Two of Canada’s most outspoken raw milk crusaders have been handed three month suspended sentences for selling unpasteurized dairy disguised as cosmetic products in B.C.’s Fraser Valley.
Michael Schmidt and Gordon Watson were sentenced this week in B.C. Supreme Court for civil contempt, with a warning they could face three months of jail time if they breach a court order prohibiting the men from selling the raw milk again in the next year.
The pair was distributing the product from a Chilliwack cow-share co-op, with the dairy going to paid co-op members. It is illegal to sell unpasteurized milk in Canada because it’s considered a health hazard under the federal Health and Protection Act. But the farm maintained it wasn’t breaking any laws because members own a stake in the animals, meaning they already own the milk.
The farm had previously been cited for selling raw dairy products, including cream, yogurt and milk, to members through various depots in Metro Vancouver. The farm’s owner, Alice Jongerden, had sidestepped a cease-and-desist order by labeling the illicit product “not for human consumption.”
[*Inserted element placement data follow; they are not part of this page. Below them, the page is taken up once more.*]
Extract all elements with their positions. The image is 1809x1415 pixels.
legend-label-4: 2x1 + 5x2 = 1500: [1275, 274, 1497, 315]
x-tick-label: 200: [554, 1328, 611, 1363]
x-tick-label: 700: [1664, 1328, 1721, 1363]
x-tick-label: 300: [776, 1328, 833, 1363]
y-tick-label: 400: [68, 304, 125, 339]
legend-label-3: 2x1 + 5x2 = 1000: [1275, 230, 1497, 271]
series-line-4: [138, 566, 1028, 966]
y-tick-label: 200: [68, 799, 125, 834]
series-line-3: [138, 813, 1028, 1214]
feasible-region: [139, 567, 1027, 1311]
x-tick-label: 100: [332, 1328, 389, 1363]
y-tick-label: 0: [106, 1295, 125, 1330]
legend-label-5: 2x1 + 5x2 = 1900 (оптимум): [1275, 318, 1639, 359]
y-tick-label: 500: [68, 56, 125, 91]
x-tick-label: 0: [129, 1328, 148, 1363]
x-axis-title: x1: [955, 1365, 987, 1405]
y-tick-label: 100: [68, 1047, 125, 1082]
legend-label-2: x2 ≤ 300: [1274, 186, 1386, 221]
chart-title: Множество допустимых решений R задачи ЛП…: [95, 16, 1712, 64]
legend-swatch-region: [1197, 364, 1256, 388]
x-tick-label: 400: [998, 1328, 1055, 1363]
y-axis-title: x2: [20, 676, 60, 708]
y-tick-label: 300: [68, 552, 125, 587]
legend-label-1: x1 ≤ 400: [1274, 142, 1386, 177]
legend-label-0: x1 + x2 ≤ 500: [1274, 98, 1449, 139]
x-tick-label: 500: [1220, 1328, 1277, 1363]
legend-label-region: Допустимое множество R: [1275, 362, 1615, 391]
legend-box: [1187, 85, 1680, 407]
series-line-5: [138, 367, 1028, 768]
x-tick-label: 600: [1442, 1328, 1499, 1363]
Schmidt took over the operation of the farm recently, renaming it “Our Cows,” with a new business model to produce the dairy as a cosmetic and not a food product.
The Fraser Health Authority said Schmidt was applying to Health Canada to have his “Cleopatra’s Enzymatic Bath Lotion” deemed a cosmetic.
But Schmidt admitted to a health authority staffer that the lotion only contained one ingredient: raw milk.
Schmidt said at no time did he produce or distribute the raw milk for human consumption. But Justice Randall Wong disagreed, saying the farmer perpetrated an elaborate scheme.
“In this case, distributing raw milk as a purported cosmetic product was patent lip service and ruse to distribute raw milk for human consumption,” Justice Randall Wong wrote in his judgment.
Although it’s illegal to sell raw milk in Canada, it’s still legal to drink it. It’s a situation that raw milk lovers say puts them into a legal quagmire.
Health Canada mandates that all milk sold is pasteurized; a process it says is the only way to kill potentially-harmful bacteria like Listeria, E. coli and salmonella. B.C.’s chief medical officer says the pasteurization process in no way diminishes the nutritional value.
But raw milk advocates maintain many of the dairy’s health benefits – including healthy bacteria like probiotics -- are destroyed in the heating process.
Schmidt has long argued that milk destined for the Canadian production system is lower quality, and that conventional farmers can afford to be less careful about fecal contamination and health standards because they know their product will go through a super heating process to kill all living bacteria -- good or bad -- within it.
The Ontario farmer has come up against the law many times in recent years for pushing the illicit product.
He was fined $9,150 and given a year of probation in 2011 on convictions related to selling and distributing unpasteurized milk in Ontario.
He went on a five-week hunger strike following the decision, dropping 50 pounds while subsisting on a diet of water and lemon juice. He started eating again after a meeting with then-premier Dalton McGuinty.
Schmidt has intervened in raw milk cases in B.C., Alberta and the U.S.
The sale of raw milk has been prohibited in Canada since 1991, with health agencies saying it is a known health hazard.
In the United States, where 29 states allow the sale of raw milk, scientists say the liquid is a serious health risk. Of 153 milk-related health outbreaks in the U.S. from 1990 to 2003, 50 were attributed to raw dairy -- as were 1140 sicknesses.
Canada is the only G8 country where the sale of raw milk is illegal.